"Die Eisenfracht der Spree hat sich seit 2009 auf 2000 Tonnen pro Jahr verdreifacht. Neue Luftbilder zeigen, dass die Stadt Spremberg und auch große Teile der Talsperre bereits stark von der dadurch verursachten Braunfärbung des Wassers betroffen sind", sagte Udo Nickusch, Renaturierungsbeauftragter des Anglervereins Groß Luja, in seinem Vortrag. "Erste Laichplätze von Karpfen und anderen Fischen gehen bereits verloren. Denn die Eisenablagerungen auf dem Boden der Gewässer ersticken den Pflanzenwuchs. Das hat zur Folge, dass die Fische keine Nahrung mehr finden und abwandern, Flussabschnitte veröden. Zudem verkleben höhere Konzentrationen von Eisenhydroxid die Kiemen."

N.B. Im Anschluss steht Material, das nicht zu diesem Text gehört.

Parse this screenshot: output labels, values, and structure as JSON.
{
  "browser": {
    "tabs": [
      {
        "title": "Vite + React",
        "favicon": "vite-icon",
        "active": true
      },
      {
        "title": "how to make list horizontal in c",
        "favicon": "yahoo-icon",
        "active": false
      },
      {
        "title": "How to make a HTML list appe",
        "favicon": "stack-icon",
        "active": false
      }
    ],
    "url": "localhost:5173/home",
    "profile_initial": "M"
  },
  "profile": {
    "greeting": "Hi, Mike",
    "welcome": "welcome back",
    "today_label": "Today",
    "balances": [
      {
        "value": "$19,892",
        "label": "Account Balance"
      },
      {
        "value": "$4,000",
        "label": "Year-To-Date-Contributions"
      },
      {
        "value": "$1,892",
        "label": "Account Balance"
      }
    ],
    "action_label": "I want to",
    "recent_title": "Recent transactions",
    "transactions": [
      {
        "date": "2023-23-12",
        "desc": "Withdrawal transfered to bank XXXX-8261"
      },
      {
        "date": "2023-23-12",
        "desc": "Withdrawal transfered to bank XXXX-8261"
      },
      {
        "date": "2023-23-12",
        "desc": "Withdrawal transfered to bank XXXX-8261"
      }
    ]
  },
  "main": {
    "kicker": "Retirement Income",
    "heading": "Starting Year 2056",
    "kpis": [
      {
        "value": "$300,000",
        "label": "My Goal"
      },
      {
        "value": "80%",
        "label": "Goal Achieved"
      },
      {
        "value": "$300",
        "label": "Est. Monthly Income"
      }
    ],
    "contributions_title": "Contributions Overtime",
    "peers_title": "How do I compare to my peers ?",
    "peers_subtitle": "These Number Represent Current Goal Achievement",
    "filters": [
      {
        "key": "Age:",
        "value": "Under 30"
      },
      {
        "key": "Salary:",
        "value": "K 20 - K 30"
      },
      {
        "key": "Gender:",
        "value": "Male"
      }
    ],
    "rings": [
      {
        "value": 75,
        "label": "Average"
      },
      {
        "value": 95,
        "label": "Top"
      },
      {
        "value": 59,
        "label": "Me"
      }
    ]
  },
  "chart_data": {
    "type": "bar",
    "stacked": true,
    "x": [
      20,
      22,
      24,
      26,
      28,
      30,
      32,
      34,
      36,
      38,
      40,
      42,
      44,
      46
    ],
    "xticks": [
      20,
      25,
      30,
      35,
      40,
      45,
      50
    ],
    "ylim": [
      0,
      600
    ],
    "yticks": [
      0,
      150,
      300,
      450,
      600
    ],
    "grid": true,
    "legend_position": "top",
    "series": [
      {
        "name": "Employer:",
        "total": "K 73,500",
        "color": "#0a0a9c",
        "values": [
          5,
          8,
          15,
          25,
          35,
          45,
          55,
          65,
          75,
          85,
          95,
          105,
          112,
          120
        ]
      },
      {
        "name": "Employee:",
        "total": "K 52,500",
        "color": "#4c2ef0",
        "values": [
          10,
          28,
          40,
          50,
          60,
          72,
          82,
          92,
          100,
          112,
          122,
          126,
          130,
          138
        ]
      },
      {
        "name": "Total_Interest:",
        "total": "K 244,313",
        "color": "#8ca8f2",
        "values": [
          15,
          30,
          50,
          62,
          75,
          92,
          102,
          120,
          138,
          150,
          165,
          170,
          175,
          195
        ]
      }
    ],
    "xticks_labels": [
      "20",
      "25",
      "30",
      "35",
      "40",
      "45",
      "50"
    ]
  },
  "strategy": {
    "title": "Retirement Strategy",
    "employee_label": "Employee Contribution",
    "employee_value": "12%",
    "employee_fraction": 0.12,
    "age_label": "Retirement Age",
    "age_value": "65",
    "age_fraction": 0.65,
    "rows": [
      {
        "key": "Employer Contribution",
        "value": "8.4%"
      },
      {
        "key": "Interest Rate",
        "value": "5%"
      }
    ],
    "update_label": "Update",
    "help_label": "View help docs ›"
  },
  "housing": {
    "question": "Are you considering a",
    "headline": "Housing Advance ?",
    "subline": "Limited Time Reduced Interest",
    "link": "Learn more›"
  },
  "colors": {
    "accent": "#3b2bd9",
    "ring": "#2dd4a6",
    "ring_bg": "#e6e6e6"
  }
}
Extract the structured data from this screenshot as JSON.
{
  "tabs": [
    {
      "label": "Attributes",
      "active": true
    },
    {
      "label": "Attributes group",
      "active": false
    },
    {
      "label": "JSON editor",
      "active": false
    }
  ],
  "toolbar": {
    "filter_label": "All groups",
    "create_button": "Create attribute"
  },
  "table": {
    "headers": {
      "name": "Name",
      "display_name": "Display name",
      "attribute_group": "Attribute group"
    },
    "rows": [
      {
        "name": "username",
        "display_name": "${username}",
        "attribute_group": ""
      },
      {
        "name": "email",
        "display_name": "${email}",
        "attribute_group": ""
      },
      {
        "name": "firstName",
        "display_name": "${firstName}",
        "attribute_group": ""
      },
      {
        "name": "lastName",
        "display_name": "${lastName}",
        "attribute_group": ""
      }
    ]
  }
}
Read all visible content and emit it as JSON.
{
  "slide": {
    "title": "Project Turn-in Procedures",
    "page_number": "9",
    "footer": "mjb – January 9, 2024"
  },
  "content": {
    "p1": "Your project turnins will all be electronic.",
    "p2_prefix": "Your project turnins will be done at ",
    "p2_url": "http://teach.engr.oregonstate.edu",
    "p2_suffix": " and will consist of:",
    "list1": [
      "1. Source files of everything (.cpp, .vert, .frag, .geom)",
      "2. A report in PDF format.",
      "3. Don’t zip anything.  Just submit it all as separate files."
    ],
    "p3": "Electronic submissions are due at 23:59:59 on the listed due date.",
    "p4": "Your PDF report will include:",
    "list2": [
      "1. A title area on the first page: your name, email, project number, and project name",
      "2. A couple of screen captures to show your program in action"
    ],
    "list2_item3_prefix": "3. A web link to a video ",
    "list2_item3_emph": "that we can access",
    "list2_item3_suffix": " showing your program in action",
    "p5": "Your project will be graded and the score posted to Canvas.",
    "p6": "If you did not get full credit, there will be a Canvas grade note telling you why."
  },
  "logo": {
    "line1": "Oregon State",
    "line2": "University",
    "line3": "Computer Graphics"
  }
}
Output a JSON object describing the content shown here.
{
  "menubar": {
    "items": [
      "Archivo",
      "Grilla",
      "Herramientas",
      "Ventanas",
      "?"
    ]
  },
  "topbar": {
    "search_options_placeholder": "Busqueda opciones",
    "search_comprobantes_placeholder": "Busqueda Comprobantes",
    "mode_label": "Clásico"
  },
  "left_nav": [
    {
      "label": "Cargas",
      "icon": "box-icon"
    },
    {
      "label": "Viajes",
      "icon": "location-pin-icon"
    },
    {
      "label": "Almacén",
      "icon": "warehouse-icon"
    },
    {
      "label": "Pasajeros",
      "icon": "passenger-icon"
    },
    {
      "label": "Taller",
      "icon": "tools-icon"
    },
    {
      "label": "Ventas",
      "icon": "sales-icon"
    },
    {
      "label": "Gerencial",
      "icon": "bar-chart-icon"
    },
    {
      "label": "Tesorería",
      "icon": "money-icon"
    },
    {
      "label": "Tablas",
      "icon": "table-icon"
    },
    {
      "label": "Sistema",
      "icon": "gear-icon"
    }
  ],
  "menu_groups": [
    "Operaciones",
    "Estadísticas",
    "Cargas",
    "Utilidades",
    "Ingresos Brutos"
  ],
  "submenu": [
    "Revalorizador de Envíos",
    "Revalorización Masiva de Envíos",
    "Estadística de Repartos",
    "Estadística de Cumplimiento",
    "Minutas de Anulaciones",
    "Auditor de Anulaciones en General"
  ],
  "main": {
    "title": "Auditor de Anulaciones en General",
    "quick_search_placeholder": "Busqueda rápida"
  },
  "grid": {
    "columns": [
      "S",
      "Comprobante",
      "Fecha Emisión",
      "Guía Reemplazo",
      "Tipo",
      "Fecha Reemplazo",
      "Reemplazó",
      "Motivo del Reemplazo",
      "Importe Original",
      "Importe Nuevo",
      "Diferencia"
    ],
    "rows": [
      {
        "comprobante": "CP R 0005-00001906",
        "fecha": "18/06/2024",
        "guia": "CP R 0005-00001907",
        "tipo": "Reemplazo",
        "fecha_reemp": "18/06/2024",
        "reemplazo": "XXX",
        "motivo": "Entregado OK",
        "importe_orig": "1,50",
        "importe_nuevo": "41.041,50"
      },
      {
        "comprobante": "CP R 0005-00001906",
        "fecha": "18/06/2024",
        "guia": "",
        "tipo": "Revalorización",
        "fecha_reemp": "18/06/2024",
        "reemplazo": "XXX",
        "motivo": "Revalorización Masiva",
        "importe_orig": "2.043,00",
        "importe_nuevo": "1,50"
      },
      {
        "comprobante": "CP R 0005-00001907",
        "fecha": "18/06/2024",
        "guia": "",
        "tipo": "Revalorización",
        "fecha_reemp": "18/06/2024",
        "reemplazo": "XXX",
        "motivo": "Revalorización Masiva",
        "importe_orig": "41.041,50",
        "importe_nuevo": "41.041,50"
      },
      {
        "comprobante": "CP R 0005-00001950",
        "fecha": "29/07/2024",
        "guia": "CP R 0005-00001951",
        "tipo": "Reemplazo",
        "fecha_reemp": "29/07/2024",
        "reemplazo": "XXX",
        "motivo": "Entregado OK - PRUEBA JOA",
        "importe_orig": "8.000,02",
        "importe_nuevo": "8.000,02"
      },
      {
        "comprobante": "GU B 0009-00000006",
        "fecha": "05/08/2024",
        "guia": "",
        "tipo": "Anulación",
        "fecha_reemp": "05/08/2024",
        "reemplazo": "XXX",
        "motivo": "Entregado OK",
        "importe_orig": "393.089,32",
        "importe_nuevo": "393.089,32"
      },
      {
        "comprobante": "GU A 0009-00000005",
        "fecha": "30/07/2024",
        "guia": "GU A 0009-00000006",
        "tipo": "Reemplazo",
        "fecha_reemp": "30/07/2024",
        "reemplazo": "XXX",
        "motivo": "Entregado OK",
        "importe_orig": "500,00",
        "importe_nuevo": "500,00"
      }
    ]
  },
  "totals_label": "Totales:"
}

Udo Nickusch sieht wie das Aktionsbündnis "Saubere Spree", dessen Gründungsmitglied er ist, als Gründe für die Verockerung die Auswaschung des Metalls vor allem aus Tagebaurestlöchern und Kippen der Rekultivierungsgebiete, aus natürlichen Rasen eisenerz-Vorkommen sowie aus dem Braunkohlenabbau. "Nach 1990 ist die Spree wieder deutlich sauberer geworden. Dort ließ es sich gut angeln. Das hat sich in den vergangenen zwei, drei Jahren deutlich gewandelt. In der braunen Brühe macht mir das Angeln deutlich weniger Spaß", meinte Klaus Lehnert. "Pflanzen sind im Fluss an manchen Stellen kaum noch zu erkennen. Dort ist es auch schwieriger, Fische zu fangen", sagte Martin Neubert.

Laut Wasserrahmenrichtlinie der EU müsste die Bestandsaufnahme der Belastungen der Spree abgeschlossen sein, Bewirtschaftungskonzepte entstehen und 2015 Schritte zur Qualitätsverbesserung erfolgen. Davon ist Brandenburg laut Nickusch weit entfernt. Pläne für Zwischenschritte würden erst erstellt und Fristverlängerungen angepeilt. Wegen eines analogen Vorgehens bei der Salzbelastung der Werra hat die EU-Kommission im Vorjahr ein Vertragsverletzungsverfahren gegen Deutschland eingeleitet. Auch bei Sofortmaßnahmen wie der Reaktivierung der stillgelegten, aber nahezu intakten Grundwasserreinigungs-Anlage Vetschau lässt sich das Landesumweltamt Zeit. Statt den alten Betriebsplan zu nutzen, wird ein neues Genehmigungsverfahren angestrebt, die Wiedereröffnung vor 2014 ist so unmöglich.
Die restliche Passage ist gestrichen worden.